Princess Leia's hologram scene in 1977's "Star Wars: A New Hope."
You probably remember the iconic scene where a small, blue-tinted Princess Leia hologram asks Obi-Wan Kenobi for help at the beginning of 1977s “Star Wars: A New Hope.”
The sci-fi film series has forever shaped society’s vision of what a hologram would look like, but even 45 years since the movie’s premiere, humanity lacks such a technology.
According to MIT researchers, the problem is that generating a freestanding 3D hologram requires extremely precise and fast control of light, beyond the capabilities of existing technologies.
Over the past four years, an international group of researchers, led by a team at MIT, has been trying to overcome this hurdle, a news release from the university said.

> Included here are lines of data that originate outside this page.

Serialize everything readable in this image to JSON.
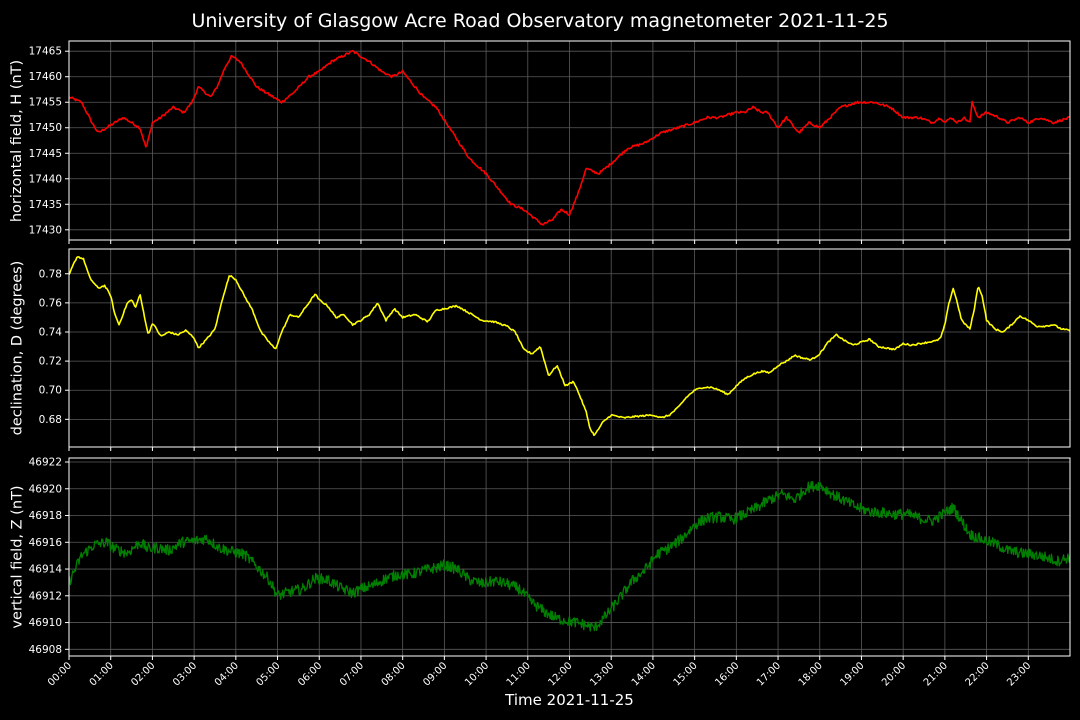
{
  "title": "University of Glasgow Acre Road Observatory magnetometer 2021-11-25",
  "xlabel": "Time 2021-11-25",
  "colors": {
    "background": "#000000",
    "grid": "#5a5a5a",
    "axis": "#ffffff",
    "H": "#ff0000",
    "D": "#ffff00",
    "Z": "#008000"
  },
  "chart_data": [
    {
      "type": "line",
      "ylabel": "horizontal field, H (nT)",
      "color": "red",
      "ylim": [
        17428,
        17467
      ],
      "yticks": [
        "17430",
        "17435",
        "17440",
        "17445",
        "17450",
        "17455",
        "17460",
        "17465"
      ],
      "x_hours": [
        0,
        0.3,
        0.55,
        0.7,
        0.9,
        1.1,
        1.3,
        1.5,
        1.7,
        1.85,
        2.0,
        2.2,
        2.5,
        2.75,
        2.95,
        3.1,
        3.4,
        3.55,
        3.75,
        3.9,
        4.1,
        4.5,
        4.9,
        5.1,
        5.4,
        5.75,
        6.0,
        6.3,
        6.55,
        6.8,
        7.0,
        7.2,
        7.5,
        7.75,
        8.0,
        8.5,
        8.8,
        9.2,
        9.6,
        10.0,
        10.3,
        10.6,
        10.9,
        11.2,
        11.35,
        11.6,
        11.8,
        12.0,
        12.2,
        12.4,
        12.7,
        13.0,
        13.4,
        13.8,
        14.2,
        14.6,
        15.0,
        15.3,
        15.6,
        16.0,
        16.2,
        16.4,
        16.6,
        16.75,
        17.0,
        17.2,
        17.5,
        17.75,
        18.0,
        18.5,
        18.9,
        19.3,
        19.7,
        20.0,
        20.4,
        20.7,
        20.9,
        21.0,
        21.15,
        21.3,
        21.45,
        21.6,
        21.65,
        21.8,
        22.0,
        22.3,
        22.5,
        22.8,
        23.0,
        23.3,
        23.6,
        24.0
      ],
      "H": [
        17456,
        17455,
        17451,
        17449,
        17450,
        17451,
        17452,
        17451,
        17450,
        17446,
        17451,
        17452,
        17454,
        17453,
        17455,
        17458,
        17456,
        17458,
        17462,
        17464,
        17463,
        17458,
        17456,
        17455,
        17457,
        17460,
        17461,
        17463,
        17464,
        17465,
        17464,
        17463,
        17461,
        17460,
        17461,
        17456,
        17454,
        17449,
        17444,
        17441,
        17438,
        17435,
        17434,
        17432,
        17431,
        17432,
        17434,
        17433,
        17437,
        17442,
        17441,
        17443,
        17446,
        17447,
        17449,
        17450,
        17451,
        17452,
        17452,
        17453,
        17453,
        17454,
        17453,
        17453,
        17450,
        17452,
        17449,
        17451,
        17450,
        17454,
        17455,
        17455,
        17454,
        17452,
        17452,
        17451,
        17452,
        17451,
        17452,
        17451,
        17452,
        17451,
        17455,
        17452,
        17453,
        17452,
        17451,
        17452,
        17451,
        17452,
        17451,
        17452
      ],
      "xtick_labels": [
        "00:00",
        "01:00",
        "02:00",
        "03:00",
        "04:00",
        "05:00",
        "06:00",
        "07:00",
        "08:00",
        "09:00",
        "10:00",
        "11:00",
        "12:00",
        "13:00",
        "14:00",
        "15:00",
        "16:00",
        "17:00",
        "18:00",
        "19:00",
        "20:00",
        "21:00",
        "22:00",
        "23:00"
      ],
      "grid": true
    },
    {
      "type": "line",
      "ylabel": "declination, D (degrees)",
      "color": "yellow",
      "ylim": [
        0.661,
        0.797
      ],
      "yticks": [
        "0.68",
        "0.70",
        "0.72",
        "0.74",
        "0.76",
        "0.78"
      ],
      "x_hours": [
        0,
        0.1,
        0.2,
        0.35,
        0.5,
        0.7,
        0.85,
        1.0,
        1.1,
        1.2,
        1.4,
        1.5,
        1.6,
        1.7,
        1.8,
        1.9,
        2.0,
        2.1,
        2.2,
        2.4,
        2.6,
        2.8,
        3.0,
        3.1,
        3.3,
        3.5,
        3.7,
        3.85,
        4.0,
        4.2,
        4.4,
        4.6,
        4.8,
        4.95,
        5.1,
        5.3,
        5.5,
        5.7,
        5.9,
        6.0,
        6.2,
        6.4,
        6.6,
        6.8,
        7.0,
        7.2,
        7.4,
        7.6,
        7.8,
        8.0,
        8.3,
        8.6,
        8.8,
        9.0,
        9.3,
        9.6,
        9.9,
        10.2,
        10.5,
        10.7,
        10.9,
        11.1,
        11.3,
        11.5,
        11.7,
        11.9,
        12.1,
        12.25,
        12.4,
        12.5,
        12.6,
        12.8,
        13.0,
        13.3,
        13.6,
        14.0,
        14.2,
        14.4,
        14.6,
        14.8,
        15.0,
        15.2,
        15.4,
        15.6,
        15.8,
        16.0,
        16.2,
        16.4,
        16.6,
        16.8,
        17.0,
        17.2,
        17.4,
        17.6,
        17.8,
        18.0,
        18.2,
        18.4,
        18.6,
        18.8,
        19.0,
        19.2,
        19.4,
        19.6,
        19.8,
        20.0,
        20.2,
        20.4,
        20.6,
        20.8,
        20.9,
        21.0,
        21.1,
        21.2,
        21.3,
        21.4,
        21.5,
        21.6,
        21.7,
        21.8,
        21.9,
        22.0,
        22.2,
        22.4,
        22.6,
        22.8,
        23.0,
        23.2,
        23.4,
        23.6,
        23.8,
        24.0
      ],
      "D": [
        0.779,
        0.786,
        0.792,
        0.79,
        0.777,
        0.77,
        0.772,
        0.765,
        0.752,
        0.745,
        0.76,
        0.762,
        0.757,
        0.766,
        0.752,
        0.738,
        0.746,
        0.742,
        0.737,
        0.74,
        0.738,
        0.741,
        0.736,
        0.729,
        0.735,
        0.742,
        0.765,
        0.779,
        0.776,
        0.765,
        0.755,
        0.74,
        0.733,
        0.728,
        0.74,
        0.752,
        0.75,
        0.758,
        0.766,
        0.762,
        0.758,
        0.75,
        0.752,
        0.745,
        0.748,
        0.752,
        0.76,
        0.748,
        0.756,
        0.75,
        0.752,
        0.747,
        0.755,
        0.756,
        0.758,
        0.753,
        0.748,
        0.747,
        0.744,
        0.74,
        0.728,
        0.725,
        0.73,
        0.71,
        0.717,
        0.703,
        0.706,
        0.696,
        0.685,
        0.673,
        0.669,
        0.678,
        0.683,
        0.681,
        0.682,
        0.683,
        0.681,
        0.683,
        0.688,
        0.695,
        0.7,
        0.702,
        0.702,
        0.7,
        0.697,
        0.703,
        0.708,
        0.711,
        0.713,
        0.712,
        0.717,
        0.72,
        0.724,
        0.722,
        0.721,
        0.725,
        0.733,
        0.738,
        0.734,
        0.731,
        0.733,
        0.735,
        0.73,
        0.729,
        0.728,
        0.732,
        0.731,
        0.732,
        0.733,
        0.734,
        0.736,
        0.745,
        0.76,
        0.77,
        0.76,
        0.748,
        0.745,
        0.742,
        0.755,
        0.772,
        0.764,
        0.748,
        0.742,
        0.74,
        0.745,
        0.751,
        0.748,
        0.744,
        0.744,
        0.745,
        0.742,
        0.741
      ],
      "grid": true
    },
    {
      "type": "line",
      "ylabel": "vertical field, Z (nT)",
      "color": "green",
      "ylim": [
        46907.5,
        46922.3
      ],
      "yticks": [
        "46908",
        "46910",
        "46912",
        "46914",
        "46916",
        "46918",
        "46920",
        "46922"
      ],
      "x_hours": [
        0,
        0.3,
        0.6,
        0.9,
        1.1,
        1.4,
        1.7,
        1.9,
        2.1,
        2.4,
        2.7,
        3.0,
        3.3,
        3.6,
        3.9,
        4.2,
        4.5,
        4.8,
        5.0,
        5.3,
        5.6,
        5.9,
        6.2,
        6.5,
        6.8,
        7.0,
        7.3,
        7.6,
        7.9,
        8.2,
        8.5,
        8.8,
        9.0,
        9.3,
        9.6,
        9.9,
        10.2,
        10.5,
        10.8,
        11.1,
        11.4,
        11.7,
        12.0,
        12.3,
        12.6,
        12.9,
        13.2,
        13.5,
        13.8,
        14.1,
        14.4,
        14.7,
        15.0,
        15.3,
        15.6,
        15.9,
        16.2,
        16.5,
        16.8,
        17.1,
        17.4,
        17.7,
        18.0,
        18.3,
        18.6,
        18.9,
        19.2,
        19.5,
        19.8,
        20.1,
        20.4,
        20.7,
        21.0,
        21.2,
        21.4,
        21.6,
        21.9,
        22.2,
        22.5,
        22.8,
        23.1,
        23.4,
        23.7,
        24.0
      ],
      "Z": [
        46913,
        46915,
        46915.8,
        46916,
        46915.5,
        46915.2,
        46916,
        46915.5,
        46915.6,
        46915.4,
        46916,
        46916.1,
        46916.3,
        46915.6,
        46915.3,
        46915.1,
        46914.2,
        46913.2,
        46912,
        46912.3,
        46912.5,
        46913.3,
        46913.2,
        46912.6,
        46912.2,
        46912.5,
        46912.8,
        46913.3,
        46913.6,
        46913.6,
        46913.9,
        46914.1,
        46914.3,
        46914,
        46913.2,
        46912.9,
        46913.1,
        46912.9,
        46912.5,
        46911.5,
        46910.8,
        46910.3,
        46910.1,
        46909.9,
        46909.6,
        46910.6,
        46911.8,
        46913.1,
        46913.9,
        46915.1,
        46915.6,
        46916.3,
        46917.3,
        46917.8,
        46917.9,
        46917.7,
        46918.1,
        46918.6,
        46919.2,
        46919.6,
        46919.2,
        46920.1,
        46920.3,
        46919.6,
        46919.1,
        46918.6,
        46918.3,
        46918.2,
        46918.1,
        46918.1,
        46917.8,
        46917.6,
        46918.2,
        46918.6,
        46917.6,
        46916.6,
        46916.2,
        46915.9,
        46915.4,
        46915.2,
        46915.1,
        46914.9,
        46914.6,
        46914.9
      ],
      "grid": true
    }
  ]
}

On Monday, it was announced that the research team has created a programmable wireless device that can control light orders of magnitude more quickly than commercial devices.
The device, which is called a spatial light modulator (SLM), will have impactful practical uses beyond creating holograms, the release said.
One use might be to create sensors in self-driving cars that work a million times faster than current sensors. Another could be to accelerate brain scanners to help create higher resolution images, the release said.
“We are focusing on controlling light, which has been a recurring research theme since antiquity. Our development is another major step toward the ultimate goal of complete optical control — in both space and time — for the myriad applications that use light,” lead author Christopher Panuski said.
An SLM manipulates light by controlling the way it is projected into space, the release said. Similar to an overhead projector or computer screen, an SLM changes a beam of light by focusing it in one direction or refracting it to many locations to form an image.
Inside MIT’s new SLM, a tightly-packed array of photonic crystal microcavities work as optical modulators, the release said. These have to be extremely small, as light beams have a wavelength of only a few nanometers.
When light enters a cavity, it is held for about a nanosecond, bouncing around more than 100,000 times before leaving the space, the release said. While a nanosecond is only a billionth of a second, this is enough time for the device to manipulate the light.
By changing the reflectivity of a cavity, the device controls how light escapes, which determines what we see, the release said.
The team created a micro-LED display to control the SLM, the release said. The LED pixels have corresponding photonic crystals, so when a laser hits a microcavity, the cavity responds differently to the laser based on the light from the LED.
The use of LEDs to control the device means the array is not only programmable and reconfigurable, but also completely wireless, the release said.
Because the device is so complex, the release said, it took years to figure out how to make it at different size scales. The researchers wanted to use the same techniques that create computer circuits, so the device could be mass produced, but microscopic deviations occur during any production process.
Given how small the cavities are, the release said, those tiny deviations could lead to huge fluctuations in performance.
Eventually, the researchers partnered with the Air Force Research Laboratory to create a highly precise mass-manufacturing process that stamps billions of microcavities onto a 12-inch silicon wafer, complete with a method of controlling for quality assurance.
“After modifying some properties of the fabrication process, we showed that we were able to make world-class devices in a foundry process that had very good uniformity. That is one of the big aspects of this work — figuring out how to make these manufacturable,” Panuski said in the release.
Now that they have perfected the production process, the researchers are working to make larger devices, the release said.